We want to prove $f(x) =x^2$ is continuous at $x_0=2$ using the $\epsilon$-$\delta$ definition.
- My attempt:
We want the function $f$ to satisfy the definition of continuity, meaning :
For all $\epsilon \gt 0$ there exists $\delta$ such that at $x_0=2$, $ \lvert x-2 \rvert \lt \delta \implies \lvert f(x) – 4 \rvert \lt \epsilon$
Notice that $f(x)$ is really just $x^2$. Substituting this in we get $ \lvert x^2 – 4 \rvert \lt \epsilon$.
$ \lvert x^2 – 4 \rvert = \lvert x-2 \rvert \lvert x+2 \rvert \lt \epsilon$.

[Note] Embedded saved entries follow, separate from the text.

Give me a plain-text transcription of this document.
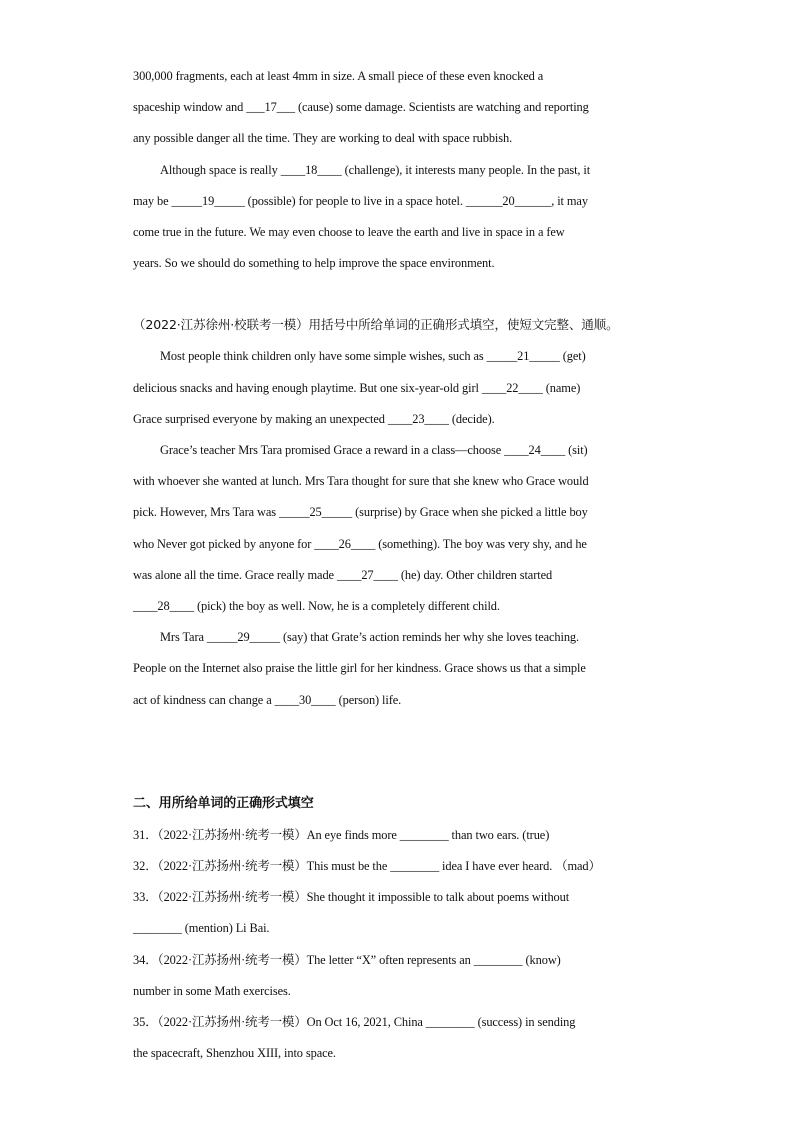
300,000 fragments, each at least 4mm in size. A small piece of these even knocked a
spaceship window and ___17___ (cause) some damage. Scientists are watching and reporting
any possible danger all the time. They are working to deal with space rubbish.
Although space is really ____18____ (challenge), it interests many people. In the past, it
may be _____19_____ (possible) for people to live in a space hotel. ______20______, it may
come true in the future. We may even choose to leave the earth and live in space in a few
years. So we should do something to help improve the space environment.
（2022·江苏徐州·校联考一模）用括号中所给单词的正确形式填空，使短文完整、通顺。
Most people think children only have some simple wishes, such as _____21_____ (get)
delicious snacks and having enough playtime. But one six-year-old girl ____22____ (name)
Grace surprised everyone by making an unexpected ____23____ (decide).
Grace’s teacher Mrs Tara promised Grace a reward in a class—choose ____24____ (sit)
with whoever she wanted at lunch. Mrs Tara thought for sure that she knew who Grace would
pick. However, Mrs Tara was _____25_____ (surprise) by Grace when she picked a little boy
who Never got picked by anyone for ____26____ (something). The boy was very shy, and he
was alone all the time. Grace really made ____27____ (he) day. Other children started
____28____ (pick) the boy as well. Now, he is a completely different child.
Mrs Tara _____29_____ (say) that Grate’s action reminds her why she loves teaching.
People on the Internet also praise the little girl for her kindness. Grace shows us that a simple
act of kindness can change a ____30____ (person) life.
二、用所给单词的正确形式填空
31．（2022·江苏扬州·统考一模）An eye finds more ________ than two ears. (true)
32．（2022·江苏扬州·统考一模）This must be the ________ idea I have ever heard. （mad）
33．（2022·江苏扬州·统考一模）She thought it impossible to talk about poems without
________ (mention) Li Bai.
34．（2022·江苏扬州·统考一模）The letter “X” often represents an ________ (know)
number in some Math exercises.
35．（2022·江苏扬州·统考一模）On Oct 16, 2021, China ________ (success) in sending
the spacecraft, Shenzhou XIII, into space.
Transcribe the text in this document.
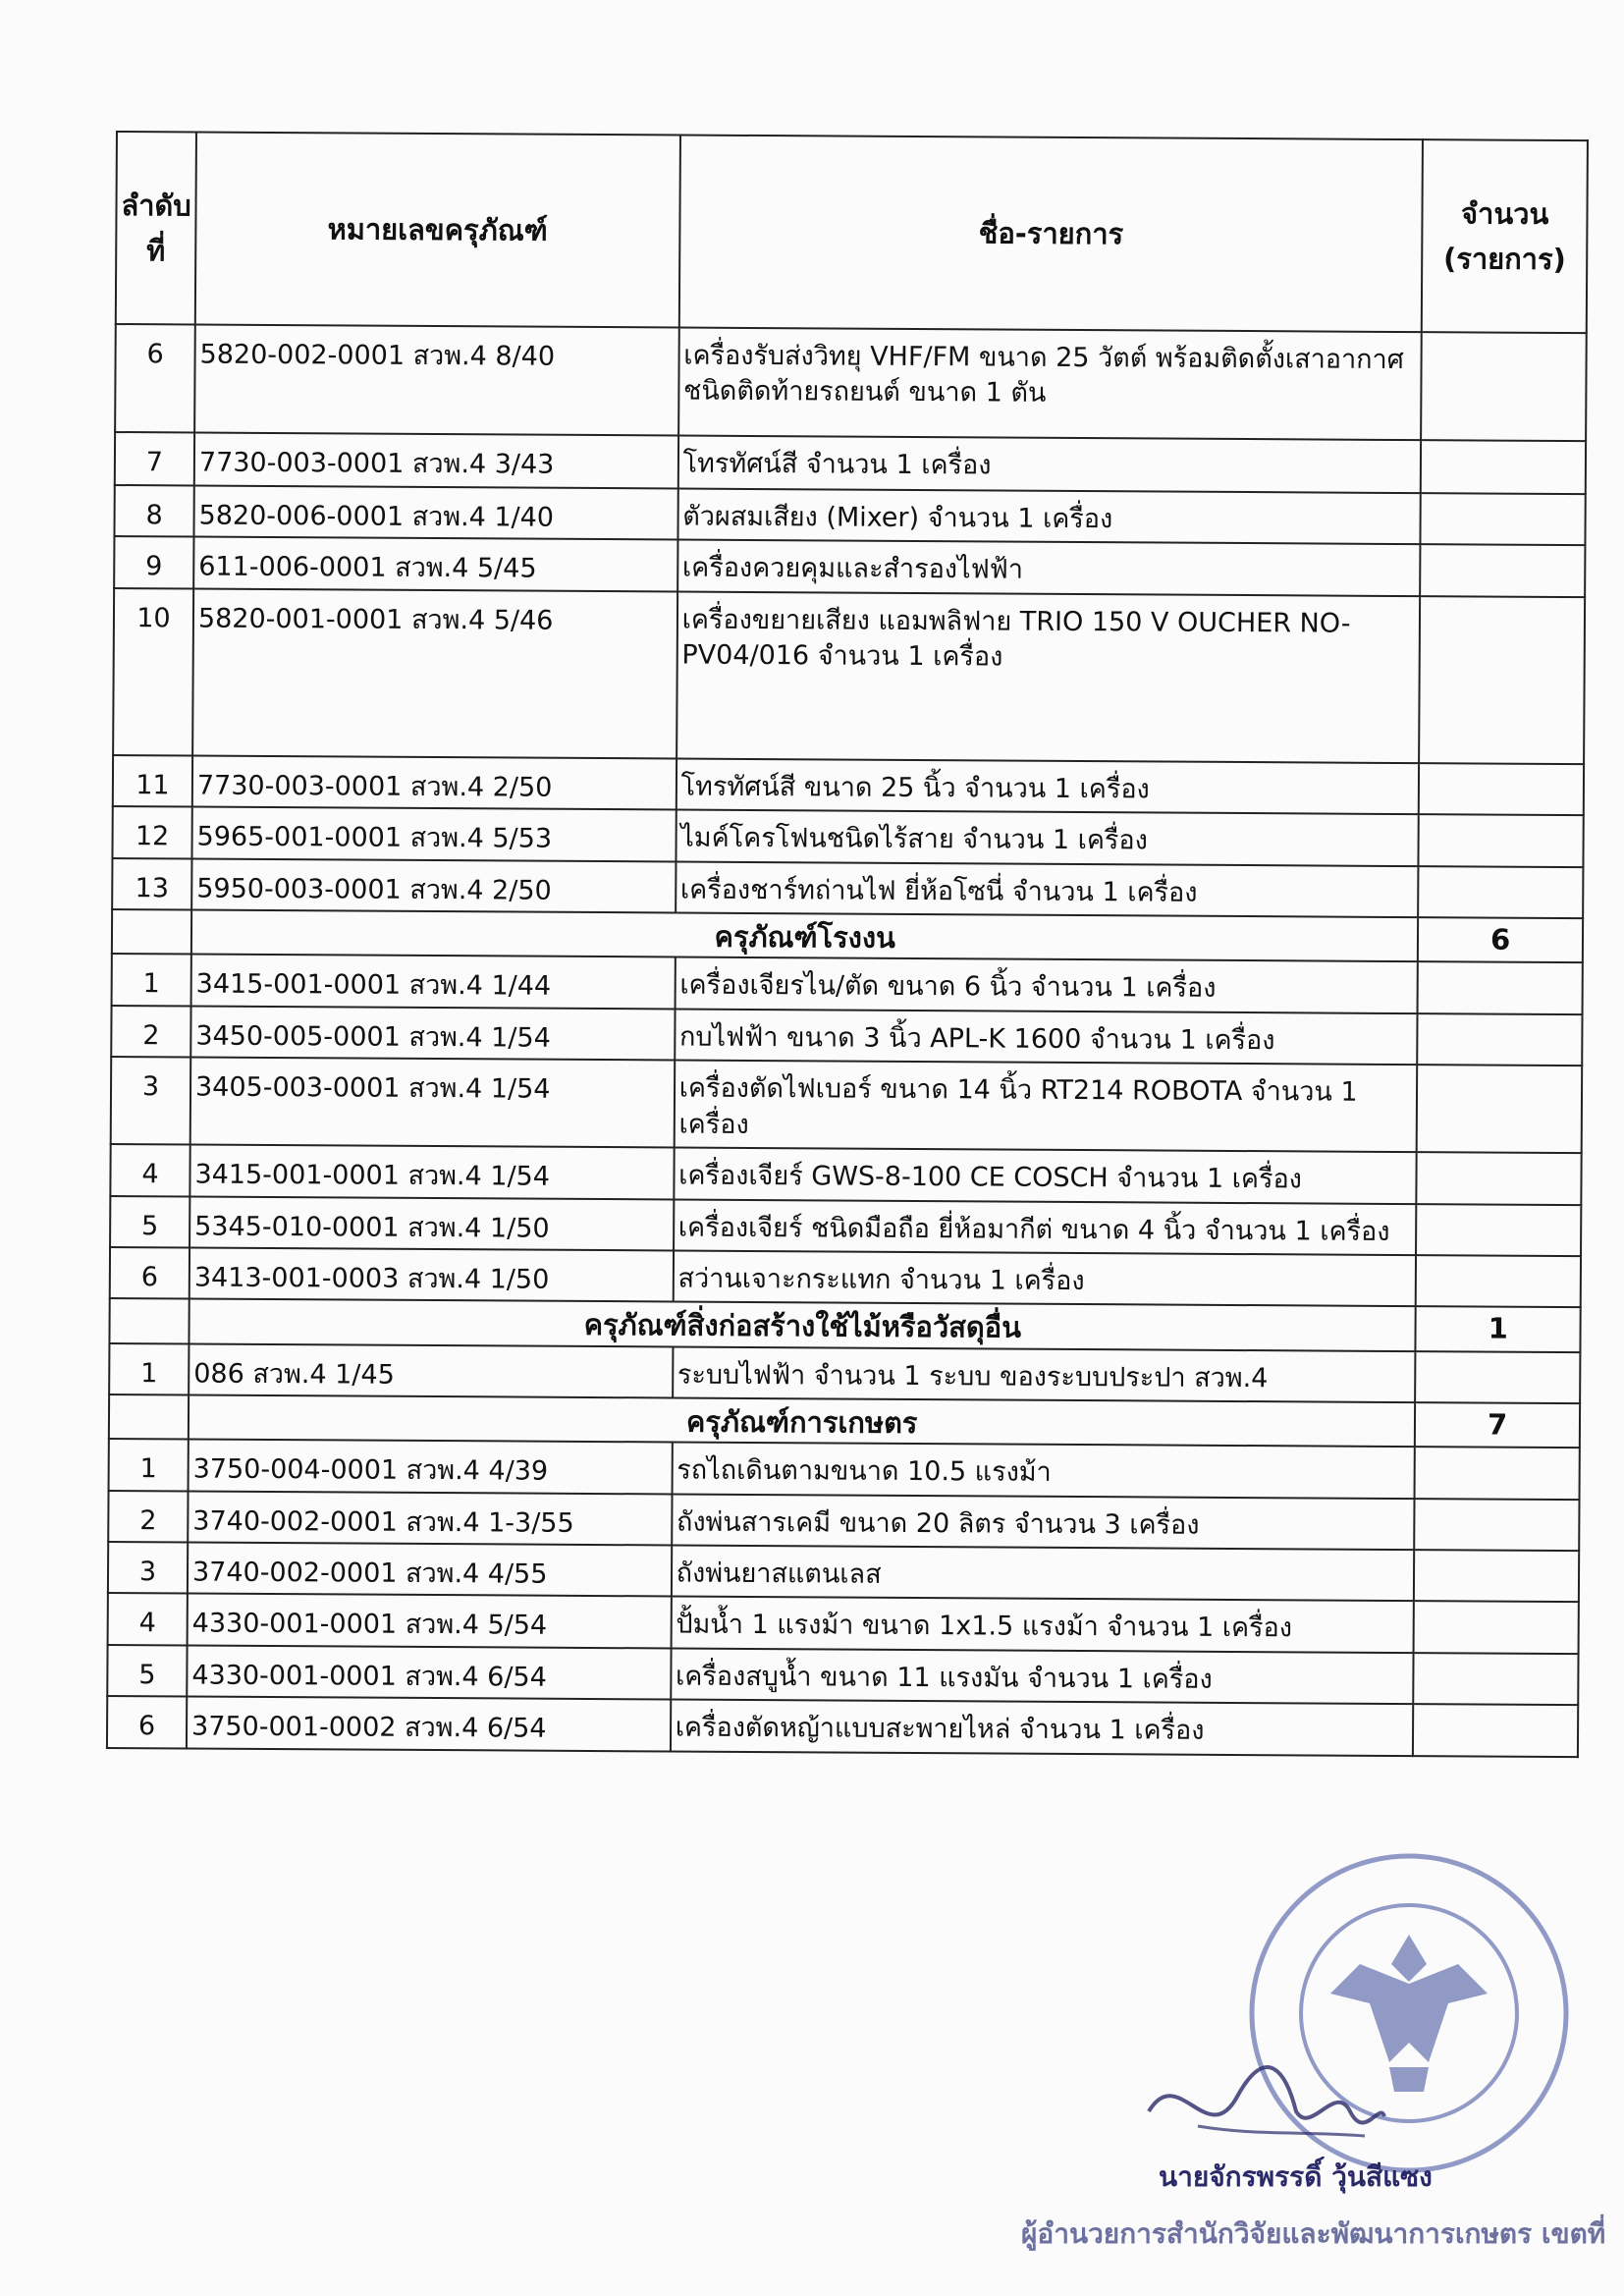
ลำดับที่	หมายเลขครุภัณฑ์	ชื่อ-รายการ	จำนวน (รายการ)
6	5820-002-0001 สวพ.4 8/40	เครื่องรับส่งวิทยุ VHF/FM ขนาด 25 วัตต์ พร้อมติดตั้งเสาอากาศ ชนิดติดท้ายรถยนต์ ขนาด 1 ตัน	
7	7730-003-0001 สวพ.4 3/43	โทรทัศน์สี จำนวน 1 เครื่อง	
8	5820-006-0001 สวพ.4 1/40	ตัวผสมเสียง (Mixer) จำนวน 1 เครื่อง	
9	611-006-0001 สวพ.4 5/45	เครื่องควยคุมและสำรองไฟฟ้า	
10	5820-001-0001 สวพ.4 5/46	เครื่องขยายเสียง แอมพลิฟาย TRIO 150 V OUCHER NO-PV04/016 จำนวน 1 เครื่อง	
11	7730-003-0001 สวพ.4 2/50	โทรทัศน์สี ขนาด 25 นิ้ว จำนวน 1 เครื่อง	
12	5965-001-0001 สวพ.4 5/53	ไมค์โครโฟนชนิดไร้สาย จำนวน 1 เครื่อง	
13	5950-003-0001 สวพ.4 2/50	เครื่องชาร์ทถ่านไฟ ยี่ห้อโซนี่ จำนวน 1 เครื่อง	
	ครุภัณฑ์โรงงน		6
1	3415-001-0001 สวพ.4 1/44	เครื่องเจียรไน/ตัด ขนาด 6 นิ้ว จำนวน 1 เครื่อง	
2	3450-005-0001 สวพ.4 1/54	กบไฟฟ้า ขนาด 3 นิ้ว APL-K 1600 จำนวน 1 เครื่อง	
3	3405-003-0001 สวพ.4 1/54	เครื่องตัดไฟเบอร์ ขนาด 14 นิ้ว RT214 ROBOTA จำนวน 1 เครื่อง	
4	3415-001-0001 สวพ.4 1/54	เครื่องเจียร์ GWS-8-100 CE COSCH จำนวน 1 เครื่อง	
5	5345-010-0001 สวพ.4 1/50	เครื่องเจียร์ ชนิดมือถือ ยี่ห้อมากีต่ ขนาด 4 นิ้ว จำนวน 1 เครื่อง	
6	3413-001-0003 สวพ.4 1/50	สว่านเจาะกระแทก จำนวน 1 เครื่อง	
	ครุภัณฑ์สิ่งก่อสร้างใช้ไม้หรือวัสดุอื่น		1
1	086 สวพ.4 1/45	ระบบไฟฟ้า จำนวน 1 ระบบ ของระบบประปา สวพ.4	
	ครุภัณฑ์การเกษตร		7
1	3750-004-0001 สวพ.4 4/39	รถไถเดินตามขนาด 10.5 แรงม้า	
2	3740-002-0001 สวพ.4 1-3/55	ถังพ่นสารเคมี ขนาด 20 ลิตร จำนวน 3 เครื่อง	
3	3740-002-0001 สวพ.4 4/55	ถังพ่นยาสแตนเลส	
4	4330-001-0001 สวพ.4 5/54	ปั้มน้ำ 1 แรงม้า ขนาด 1x1.5 แรงม้า จำนวน 1 เครื่อง	
5	4330-001-0001 สวพ.4 6/54	เครื่องสบูน้ำ ขนาด 11 แรงมัน จำนวน 1 เครื่อง	
6	3750-001-0002 สวพ.4 6/54	เครื่องตัดหญ้าแบบสะพายไหล่ จำนวน 1 เครื่อง	
นายจักรพรรดิ์ วุ้นสีแซง
ผู้อำนวยการสำนักวิจัยและพัฒนาการเกษตร เขตที่
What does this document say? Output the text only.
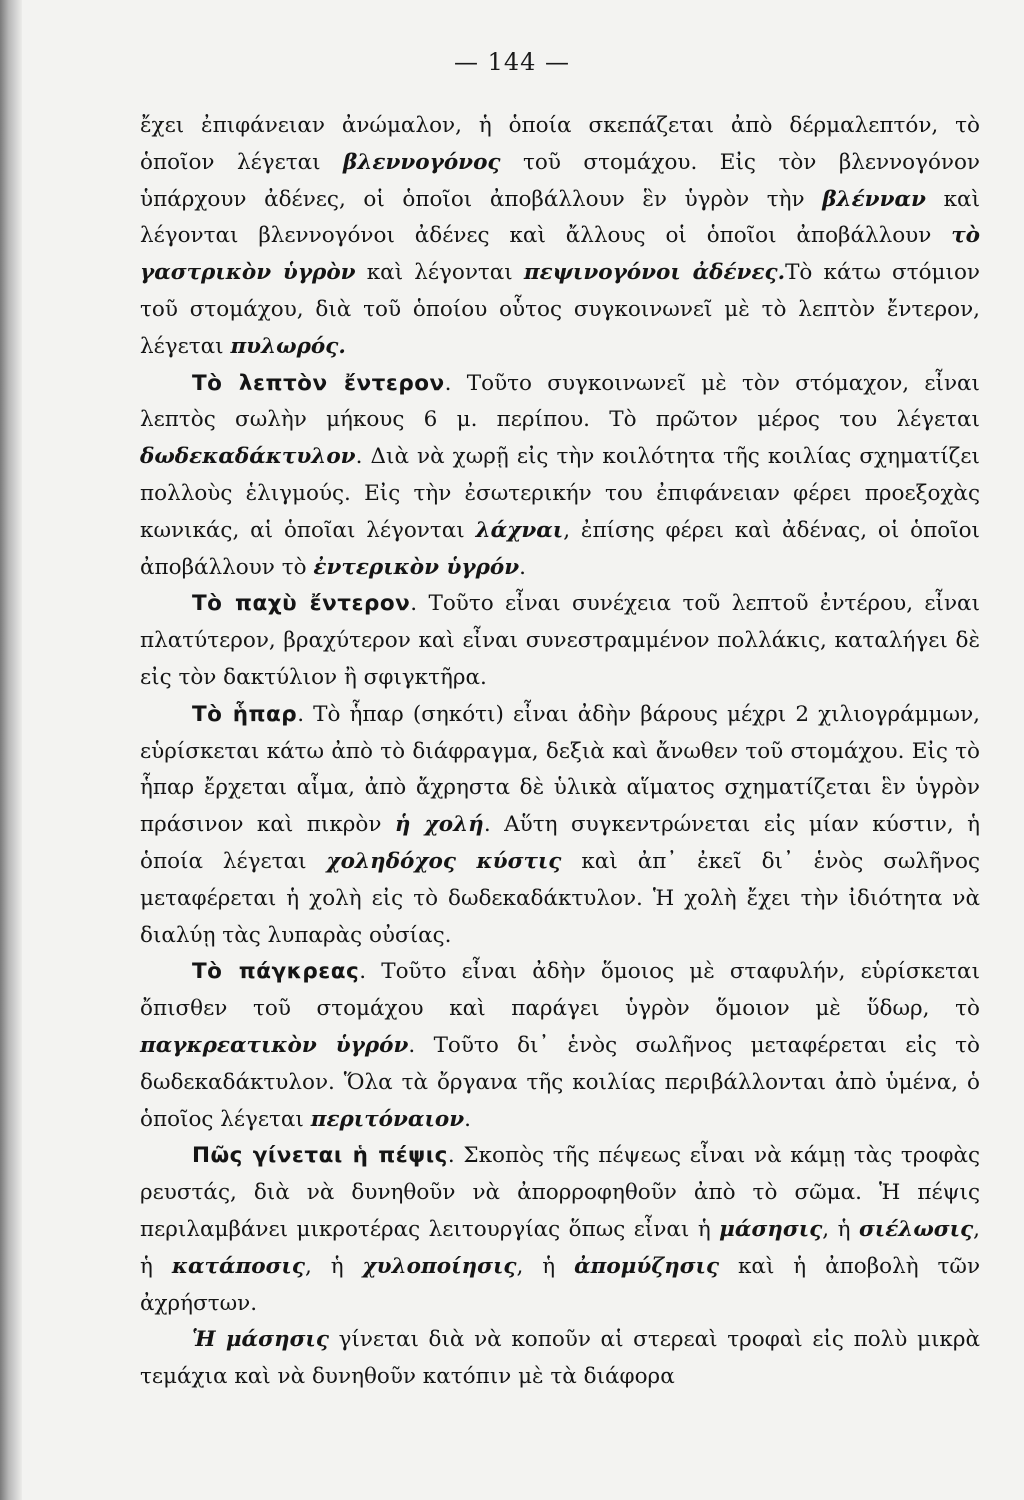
— 144 —

ἔχει ἐπιφάνειαν ἀνώμαλον, ἡ ὁποία σκεπάζεται ἀπὸ δέρμαλεπτόν, τὸ ὁποῖον λέγεται βλεννογόνος τοῦ στομάχου. Εἰς τὸν βλεννογόνον ὑπάρχουν ἀδένες, οἱ ὁποῖοι ἀποβάλλουν ἓν ὑγρὸν τὴν βλένναν καὶ λέγονται βλεννογόνοι ἀδένες καὶ ἄλλους οἱ ὁποῖοι ἀποβάλλουν τὸ γαστρικὸν ὑγρὸν καὶ λέγονται πεψινογόνοι ἀδένες.Τὸ κάτω στόμιον τοῦ στομάχου, διὰ τοῦ ὁποίου οὗτος συγκοινωνεῖ μὲ τὸ λεπτὸν ἔντερον, λέγεται πυλωρός.

Τὸ λεπτὸν ἔντερον. Τοῦτο συγκοινωνεῖ μὲ τὸν στόμαχον, εἶναι λεπτὸς σωλὴν μήκους 6 μ. περίπου. Τὸ πρῶτον μέρος του λέγεται δωδεκαδάκτυλον. Διὰ νὰ χωρῇ εἰς τὴν κοιλότητα τῆς κοιλίας σχηματίζει πολλοὺς ἑλιγμούς. Εἰς τὴν ἐσωτερικήν του ἐπιφάνειαν φέρει προεξοχὰς κωνικάς, αἱ ὁποῖαι λέγονται λάχναι, ἐπίσης φέρει καὶ ἀδένας, οἱ ὁποῖοι ἀποβάλλουν τὸ ἐντερικὸν ὑγρόν.

Τὸ παχὺ ἔντερον. Τοῦτο εἶναι συνέχεια τοῦ λεπτοῦ ἐντέρου, εἶναι πλατύτερον, βραχύτερον καὶ εἶναι συνεστραμμένον πολλάκις, καταλήγει δὲ εἰς τὸν δακτύλιον ἢ σφιγκτῆρα.

Τὸ ἧπαρ. Τὸ ἧπαρ (σηκότι) εἶναι ἀδὴν βάρους μέχρι 2 χιλιογράμμων, εὑρίσκεται κάτω ἀπὸ τὸ διάφραγμα, δεξιὰ καὶ ἄνωθεν τοῦ στομάχου. Εἰς τὸ ἧπαρ ἔρχεται αἷμα, ἀπὸ ἄχρηστα δὲ ὑλικὰ αἵματος σχηματίζεται ἓν ὑγρὸν πράσινον καὶ πικρὸν ἡ χολή. Αὕτη συγκεντρώνεται εἰς μίαν κύστιν, ἡ ὁποία λέγεται χοληδόχος κύστις καὶ ἀπ᾿ ἐκεῖ δι᾿ ἑνὸς σωλῆνος μεταφέρεται ἡ χολὴ εἰς τὸ δωδεκαδάκτυλον. Ἡ χολὴ ἔχει τὴν ἰδιότητα νὰ διαλύῃ τὰς λυπαρὰς οὐσίας.

Τὸ πάγκρεας. Τοῦτο εἶναι ἀδὴν ὅμοιος μὲ σταφυλήν, εὑρίσκεται ὄπισθεν τοῦ στομάχου καὶ παράγει ὑγρὸν ὅμοιον μὲ ὕδωρ, τὸ παγκρεατικὸν ὑγρόν. Τοῦτο δι᾿ ἑνὸς σωλῆνος μεταφέρεται εἰς τὸ δωδεκαδάκτυλον. Ὅλα τὰ ὄργανα τῆς κοιλίας περιβάλλονται ἀπὸ ὑμένα, ὁ ὁποῖος λέγεται περιτόναιον.

Πῶς γίνεται ἡ πέψις. Σκοπὸς τῆς πέψεως εἶναι νὰ κάμῃ τὰς τροφὰς ρευστάς, διὰ νὰ δυνηθοῦν νὰ ἀπορροφηθοῦν ἀπὸ τὸ σῶμα. Ἡ πέψις περιλαμβάνει μικροτέρας λειτουργίας ὅπως εἶναι ἡ μάσησις, ἡ σιέλωσις, ἡ κατάποσις, ἡ χυλοποίησις, ἡ ἀπομύζησις καὶ ἡ ἀποβολὴ τῶν ἀχρήστων.

Ἡ μάσησις γίνεται διὰ νὰ κοποῦν αἱ στερεαὶ τροφαὶ εἰς πολὺ μικρὰ τεμάχια καὶ νὰ δυνηθοῦν κατόπιν μὲ τὰ διάφορα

This is where I get stuck:
- How do we recognize the correct choice of $\epsilon$ and $\delta$ at this point?
Thank you!
Best Answer
Note that $|x+2|<5$ for $|x-2| < 1$. So lets take $|x-2| < 1$. Then you have
$$|x-2||x+2| < |x-2|5$$
If $|x-2| < \tfrac \epsilon5$ you get $|x-2|5 < \epsilon$. We want
Thus we take $\delta = \min\{1,\tfrac\epsilon5\}$, because if $|x-2|<\min\{1,\tfrac\epsilon5\}$ then both of the above conditions are fulfilled.